Des rapports d'agences médiatiques d'État abordant explicitement les rumeurs entourant le gouverneur de Toula ont encore alimenté la spéculation. Samedi, la TASS a publié une déclaration du service de presse de M. Dyumin réfutant "les rapports sur son rôle dans les négociations avec le chef du groupe Wagner, Yevgeny Prigozhin". Puis, lundi matin, RIA Novosti a publié l'intégralité d'un communiqué de presse émanant de la même source, affirmant que "Dyumin travaille dans sa région" et que les négociations avec Prigozhin ne relèvent pas de sa compétence. Normalement, les agences de presse officielles s'abstiennent de commenter les rumeurs qui circulent sur les réseaux sociaux anonymes.
Conséquences économiques
Vendredi soir, les marchés russes ont connu une légère panique.
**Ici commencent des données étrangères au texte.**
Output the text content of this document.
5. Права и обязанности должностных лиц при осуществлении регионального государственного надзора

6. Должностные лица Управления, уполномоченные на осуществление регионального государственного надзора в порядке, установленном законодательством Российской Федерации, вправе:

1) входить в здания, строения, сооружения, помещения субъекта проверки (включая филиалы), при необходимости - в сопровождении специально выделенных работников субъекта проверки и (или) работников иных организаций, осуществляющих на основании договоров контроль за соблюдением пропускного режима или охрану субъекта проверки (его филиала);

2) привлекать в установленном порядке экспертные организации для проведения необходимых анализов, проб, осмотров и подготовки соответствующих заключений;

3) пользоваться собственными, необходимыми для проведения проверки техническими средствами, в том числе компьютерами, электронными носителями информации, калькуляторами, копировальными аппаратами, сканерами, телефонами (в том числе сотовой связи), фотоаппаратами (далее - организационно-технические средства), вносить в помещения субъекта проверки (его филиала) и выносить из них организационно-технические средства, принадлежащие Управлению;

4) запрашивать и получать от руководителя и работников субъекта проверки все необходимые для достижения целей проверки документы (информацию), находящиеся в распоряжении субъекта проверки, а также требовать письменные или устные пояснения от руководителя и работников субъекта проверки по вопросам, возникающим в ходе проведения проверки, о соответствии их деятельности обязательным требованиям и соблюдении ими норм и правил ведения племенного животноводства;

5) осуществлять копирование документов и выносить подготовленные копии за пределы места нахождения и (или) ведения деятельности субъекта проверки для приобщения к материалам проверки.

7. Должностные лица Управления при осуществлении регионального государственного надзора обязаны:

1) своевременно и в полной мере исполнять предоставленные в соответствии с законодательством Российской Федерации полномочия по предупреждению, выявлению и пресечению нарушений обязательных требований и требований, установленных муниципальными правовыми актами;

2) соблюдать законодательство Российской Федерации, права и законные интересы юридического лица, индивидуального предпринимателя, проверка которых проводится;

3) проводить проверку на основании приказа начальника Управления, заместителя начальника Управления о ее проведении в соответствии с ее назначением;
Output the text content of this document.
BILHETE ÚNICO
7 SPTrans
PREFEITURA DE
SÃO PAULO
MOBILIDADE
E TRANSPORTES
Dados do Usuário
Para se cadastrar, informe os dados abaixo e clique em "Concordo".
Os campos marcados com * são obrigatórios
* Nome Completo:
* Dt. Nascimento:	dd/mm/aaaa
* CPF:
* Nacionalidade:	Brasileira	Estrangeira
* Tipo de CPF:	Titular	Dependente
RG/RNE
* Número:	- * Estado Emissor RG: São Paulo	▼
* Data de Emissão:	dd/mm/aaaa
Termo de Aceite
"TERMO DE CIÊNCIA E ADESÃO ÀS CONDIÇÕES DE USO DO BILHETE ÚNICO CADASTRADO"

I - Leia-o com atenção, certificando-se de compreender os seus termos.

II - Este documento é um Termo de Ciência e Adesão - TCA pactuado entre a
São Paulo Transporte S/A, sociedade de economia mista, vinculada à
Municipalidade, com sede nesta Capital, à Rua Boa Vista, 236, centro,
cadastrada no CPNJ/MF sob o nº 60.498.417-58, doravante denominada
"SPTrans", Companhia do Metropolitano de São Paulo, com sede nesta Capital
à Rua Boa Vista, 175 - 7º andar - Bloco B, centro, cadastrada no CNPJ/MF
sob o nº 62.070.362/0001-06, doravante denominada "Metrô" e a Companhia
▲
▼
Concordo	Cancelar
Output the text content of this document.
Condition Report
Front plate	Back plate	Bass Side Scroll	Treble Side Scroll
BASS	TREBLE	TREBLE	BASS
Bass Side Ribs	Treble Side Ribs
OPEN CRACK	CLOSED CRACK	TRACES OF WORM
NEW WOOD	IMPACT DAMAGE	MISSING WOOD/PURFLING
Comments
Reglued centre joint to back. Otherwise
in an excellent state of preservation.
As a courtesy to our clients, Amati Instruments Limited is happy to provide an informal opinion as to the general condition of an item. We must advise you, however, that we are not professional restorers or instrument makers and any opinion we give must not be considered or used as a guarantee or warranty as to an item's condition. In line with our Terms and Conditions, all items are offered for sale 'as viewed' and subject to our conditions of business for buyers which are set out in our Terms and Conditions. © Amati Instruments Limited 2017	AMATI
Alors que Prigozhin commençait à discuter de sa marche sur Moscou, les bourses étaient encore ouvertes, ce qui a entraîné une baisse de 2 %. Bien que les opérations de change aient déjà fermé, les banques russes ont fait grimper le cours du dollar à 90-105 roubles, alors que le taux de change était de 85. Cependant, au moment où les transactions ont commencé lundi, le rouble avait récupéré toutes ses pertes du week-end.
Cependant, ces fluctuations immédiates du marché ne font qu'effleurer la surface. Les conséquences à court et moyen terme du soulèvement, qui a révélé la faiblesse et l'instabilité du régime, sont claires. L'échec de la mutinerie ne fera qu'accélérer des tendances déjà visibles depuis longtemps. Comme nous l'avons noté la semaine dernière, "les Russes, dans le monde réel, ne croient pas aux discours des officiels sur la santé de l'économie. Les Russes envoient leur argent à l'étranger et adoptent des formes de paiement difficiles à retracer pour les autorités. L'"économie grise" se développe, ce qui montre que les Russes s'inquiètent de plus en plus de l'accès à leurs comptes bancaires. Tous ces processus, qui exacerbent les déséquilibres au sein de l'économie russe, vont maintenant progresser à un rythme encore plus rapide.